The handler also does not automatically become a complete user interface. The host still needs to tell the user which server is asking, display URLs safely, distinguish accept, decline, and cancel, route the result back to the correct request, and resume the original task after the operation finishes. MCP defines what data travels over the wire; it does not define where buttons go or what the prompt text says. The gap in client experience lives in the distance between protocol messages and actual interaction.
Other agent protocols also have “stop and wait for a person” designs, but each pauses a different object. AG-UI connects an agent backend to a user frontend; its interrupt/resume is closest to MCP elicitation, but it covers interactions between the agent and the frontend. ACP connects a coding agent to an editor and concerns whether local tools may execute. A2A coordinates remote agent tasks and defines states like input-required and auth-required, but provides no general elicitation form or result format.
Microsoft’s human-in-the-loop and OpenAI’s MCP approval primarily intercept tool execution in the host or runtime.
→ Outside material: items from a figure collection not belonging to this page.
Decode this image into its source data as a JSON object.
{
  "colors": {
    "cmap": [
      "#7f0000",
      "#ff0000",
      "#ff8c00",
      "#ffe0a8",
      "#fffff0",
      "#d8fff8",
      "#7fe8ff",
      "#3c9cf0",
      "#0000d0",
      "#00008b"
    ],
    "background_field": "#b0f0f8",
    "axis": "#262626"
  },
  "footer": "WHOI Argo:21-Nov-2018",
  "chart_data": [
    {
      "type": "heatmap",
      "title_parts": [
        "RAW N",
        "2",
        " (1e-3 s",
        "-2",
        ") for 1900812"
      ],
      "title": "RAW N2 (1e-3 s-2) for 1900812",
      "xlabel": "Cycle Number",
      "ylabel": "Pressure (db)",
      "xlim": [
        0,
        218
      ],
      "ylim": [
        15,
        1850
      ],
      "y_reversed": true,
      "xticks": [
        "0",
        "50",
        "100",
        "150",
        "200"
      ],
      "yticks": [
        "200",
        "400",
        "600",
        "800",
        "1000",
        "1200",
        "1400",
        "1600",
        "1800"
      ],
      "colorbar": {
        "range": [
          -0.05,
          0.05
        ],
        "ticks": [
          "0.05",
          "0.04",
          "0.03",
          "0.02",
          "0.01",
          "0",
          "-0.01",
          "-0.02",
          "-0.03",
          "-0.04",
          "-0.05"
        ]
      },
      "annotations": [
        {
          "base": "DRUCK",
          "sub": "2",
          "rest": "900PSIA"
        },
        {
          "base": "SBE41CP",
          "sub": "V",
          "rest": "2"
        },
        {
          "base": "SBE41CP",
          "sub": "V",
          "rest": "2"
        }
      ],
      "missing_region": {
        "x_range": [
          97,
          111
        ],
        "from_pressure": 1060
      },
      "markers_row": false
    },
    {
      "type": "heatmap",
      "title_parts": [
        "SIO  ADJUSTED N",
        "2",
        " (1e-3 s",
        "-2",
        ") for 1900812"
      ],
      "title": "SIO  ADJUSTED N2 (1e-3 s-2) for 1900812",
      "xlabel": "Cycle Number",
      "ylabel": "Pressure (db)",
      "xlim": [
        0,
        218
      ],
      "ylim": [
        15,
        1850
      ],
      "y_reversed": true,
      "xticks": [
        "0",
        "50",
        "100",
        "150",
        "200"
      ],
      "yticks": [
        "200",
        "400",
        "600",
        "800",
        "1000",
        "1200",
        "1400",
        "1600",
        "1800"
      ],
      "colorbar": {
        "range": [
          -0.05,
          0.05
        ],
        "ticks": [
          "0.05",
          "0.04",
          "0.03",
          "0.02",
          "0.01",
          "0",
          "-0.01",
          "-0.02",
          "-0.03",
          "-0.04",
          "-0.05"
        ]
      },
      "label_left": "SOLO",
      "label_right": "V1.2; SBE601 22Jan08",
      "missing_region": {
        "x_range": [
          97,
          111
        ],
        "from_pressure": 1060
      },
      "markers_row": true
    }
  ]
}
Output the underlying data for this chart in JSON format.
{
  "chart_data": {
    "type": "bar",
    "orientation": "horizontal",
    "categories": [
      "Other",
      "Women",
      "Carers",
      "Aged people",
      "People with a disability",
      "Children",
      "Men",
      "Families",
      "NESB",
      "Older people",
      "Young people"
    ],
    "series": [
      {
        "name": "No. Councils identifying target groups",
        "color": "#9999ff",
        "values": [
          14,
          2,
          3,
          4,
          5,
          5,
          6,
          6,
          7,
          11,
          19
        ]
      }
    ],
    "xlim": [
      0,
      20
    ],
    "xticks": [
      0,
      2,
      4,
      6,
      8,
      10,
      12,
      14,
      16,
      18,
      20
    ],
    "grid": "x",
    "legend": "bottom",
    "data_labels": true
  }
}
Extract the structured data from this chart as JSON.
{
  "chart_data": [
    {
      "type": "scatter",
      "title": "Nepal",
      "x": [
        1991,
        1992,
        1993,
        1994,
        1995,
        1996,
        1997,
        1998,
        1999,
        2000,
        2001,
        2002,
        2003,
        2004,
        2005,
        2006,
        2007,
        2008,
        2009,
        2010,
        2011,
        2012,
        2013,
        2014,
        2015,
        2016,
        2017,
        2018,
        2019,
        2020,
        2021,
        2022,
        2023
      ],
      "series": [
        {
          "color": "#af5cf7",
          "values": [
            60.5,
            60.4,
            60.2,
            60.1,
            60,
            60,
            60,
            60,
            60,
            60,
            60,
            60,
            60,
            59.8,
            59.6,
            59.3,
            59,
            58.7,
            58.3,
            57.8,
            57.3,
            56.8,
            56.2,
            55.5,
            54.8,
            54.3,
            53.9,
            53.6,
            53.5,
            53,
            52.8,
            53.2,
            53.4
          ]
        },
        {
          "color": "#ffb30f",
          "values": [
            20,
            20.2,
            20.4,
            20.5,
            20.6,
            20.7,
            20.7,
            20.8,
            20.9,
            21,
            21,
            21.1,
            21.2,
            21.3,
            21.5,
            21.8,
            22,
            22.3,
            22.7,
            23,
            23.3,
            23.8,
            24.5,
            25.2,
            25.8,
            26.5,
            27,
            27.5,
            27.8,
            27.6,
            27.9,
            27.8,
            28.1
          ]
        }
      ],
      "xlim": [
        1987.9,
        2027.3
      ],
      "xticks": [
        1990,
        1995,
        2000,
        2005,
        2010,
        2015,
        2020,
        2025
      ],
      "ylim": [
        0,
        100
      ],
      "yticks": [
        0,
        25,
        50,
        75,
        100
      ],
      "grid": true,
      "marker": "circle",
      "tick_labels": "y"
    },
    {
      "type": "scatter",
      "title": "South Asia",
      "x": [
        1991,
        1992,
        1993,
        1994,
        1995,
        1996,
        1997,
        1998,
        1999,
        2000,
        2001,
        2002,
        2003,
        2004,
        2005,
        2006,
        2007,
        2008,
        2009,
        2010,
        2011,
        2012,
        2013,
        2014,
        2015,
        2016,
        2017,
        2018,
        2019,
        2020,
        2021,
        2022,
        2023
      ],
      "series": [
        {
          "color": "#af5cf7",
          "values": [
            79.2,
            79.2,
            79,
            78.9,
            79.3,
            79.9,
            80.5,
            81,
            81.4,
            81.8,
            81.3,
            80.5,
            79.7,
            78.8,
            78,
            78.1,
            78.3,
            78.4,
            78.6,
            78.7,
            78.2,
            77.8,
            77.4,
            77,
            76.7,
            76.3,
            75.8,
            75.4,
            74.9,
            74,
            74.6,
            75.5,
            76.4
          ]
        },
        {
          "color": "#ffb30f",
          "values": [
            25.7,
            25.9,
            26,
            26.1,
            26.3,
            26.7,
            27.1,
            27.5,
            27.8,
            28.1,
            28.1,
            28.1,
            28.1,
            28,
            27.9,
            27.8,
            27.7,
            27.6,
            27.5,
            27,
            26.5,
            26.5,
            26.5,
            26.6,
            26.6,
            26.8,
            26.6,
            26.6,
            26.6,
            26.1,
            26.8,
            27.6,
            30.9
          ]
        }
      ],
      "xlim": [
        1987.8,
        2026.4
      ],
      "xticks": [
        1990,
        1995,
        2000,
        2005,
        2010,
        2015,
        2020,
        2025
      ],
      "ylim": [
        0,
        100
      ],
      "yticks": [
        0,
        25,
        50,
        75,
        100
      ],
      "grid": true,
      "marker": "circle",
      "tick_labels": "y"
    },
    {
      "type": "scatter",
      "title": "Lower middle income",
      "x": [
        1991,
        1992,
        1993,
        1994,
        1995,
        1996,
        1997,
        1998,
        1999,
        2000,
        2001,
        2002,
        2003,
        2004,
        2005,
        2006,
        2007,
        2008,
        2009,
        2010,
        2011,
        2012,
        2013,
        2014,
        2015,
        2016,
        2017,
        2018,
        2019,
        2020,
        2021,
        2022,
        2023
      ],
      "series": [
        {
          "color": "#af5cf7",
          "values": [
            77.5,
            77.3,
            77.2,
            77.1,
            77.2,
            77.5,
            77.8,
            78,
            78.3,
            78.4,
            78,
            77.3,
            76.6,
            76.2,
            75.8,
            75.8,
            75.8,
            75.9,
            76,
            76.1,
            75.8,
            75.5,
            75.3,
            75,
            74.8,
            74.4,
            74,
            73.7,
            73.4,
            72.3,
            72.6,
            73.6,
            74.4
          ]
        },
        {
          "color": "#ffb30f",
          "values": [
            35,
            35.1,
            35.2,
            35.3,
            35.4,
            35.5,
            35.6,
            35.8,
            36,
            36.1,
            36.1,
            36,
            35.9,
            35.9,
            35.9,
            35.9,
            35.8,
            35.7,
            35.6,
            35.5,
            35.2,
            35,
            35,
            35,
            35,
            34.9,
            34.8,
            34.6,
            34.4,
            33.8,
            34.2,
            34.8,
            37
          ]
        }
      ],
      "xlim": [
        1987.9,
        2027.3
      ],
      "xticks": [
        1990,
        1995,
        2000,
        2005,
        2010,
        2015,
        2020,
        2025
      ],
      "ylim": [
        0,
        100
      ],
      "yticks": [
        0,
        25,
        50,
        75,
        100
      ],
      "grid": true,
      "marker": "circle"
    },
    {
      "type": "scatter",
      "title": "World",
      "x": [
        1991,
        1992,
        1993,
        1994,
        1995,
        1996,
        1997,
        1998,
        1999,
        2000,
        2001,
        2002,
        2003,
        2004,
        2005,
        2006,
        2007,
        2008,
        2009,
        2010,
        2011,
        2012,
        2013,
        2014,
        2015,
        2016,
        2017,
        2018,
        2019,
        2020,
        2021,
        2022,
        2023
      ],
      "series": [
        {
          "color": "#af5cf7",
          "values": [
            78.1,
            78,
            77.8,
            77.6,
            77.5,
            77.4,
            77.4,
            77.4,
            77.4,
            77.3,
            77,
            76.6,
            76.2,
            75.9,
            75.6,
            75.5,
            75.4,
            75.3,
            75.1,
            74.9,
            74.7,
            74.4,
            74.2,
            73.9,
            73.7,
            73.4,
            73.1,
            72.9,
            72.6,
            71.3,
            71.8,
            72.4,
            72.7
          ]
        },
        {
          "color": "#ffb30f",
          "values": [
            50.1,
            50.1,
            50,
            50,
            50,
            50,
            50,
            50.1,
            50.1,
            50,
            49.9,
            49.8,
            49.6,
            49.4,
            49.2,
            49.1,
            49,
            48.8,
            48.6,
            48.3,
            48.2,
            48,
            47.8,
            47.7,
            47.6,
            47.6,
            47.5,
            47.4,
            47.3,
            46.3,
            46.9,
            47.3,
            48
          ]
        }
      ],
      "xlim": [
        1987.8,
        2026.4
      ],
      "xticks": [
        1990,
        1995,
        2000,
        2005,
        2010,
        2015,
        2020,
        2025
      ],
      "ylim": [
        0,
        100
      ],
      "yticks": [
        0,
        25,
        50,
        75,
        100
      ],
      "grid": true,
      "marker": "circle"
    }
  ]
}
UCP and AP2 handle commercial and payment authorization. All of these mechanisms wait for the user, but a similar appearance does not make them interchangeable.
When a server can proactively reach out to a person, new misuse emerges: developers may turn every uncertain item into a dialog, reducing the agent to a confirmation machine. elicitation should be reserved for information gaps that appear only after the tool has started, security flows that must be completed externally, and choices that significantly alter the business outcome. Items for which a safe default can be inferred, low-risk reads, and reversible operations should still be handled by the agent itself.
The transport details of the 2026 candidate specification may still change, but the need for a server to request input mid-execution will not disappear. To judge whether a client genuinely supports elicitation, look at four things: can the user see which server is asking; does the data travel the appropriate form or URL path; does the interface accurately express accept, decline, and cancel; once handled, can the original task resume with the correct state. Calling a human back is not hard. The hard part is putting them in the right place to make a decision within the right scope, and then letting the task carry on.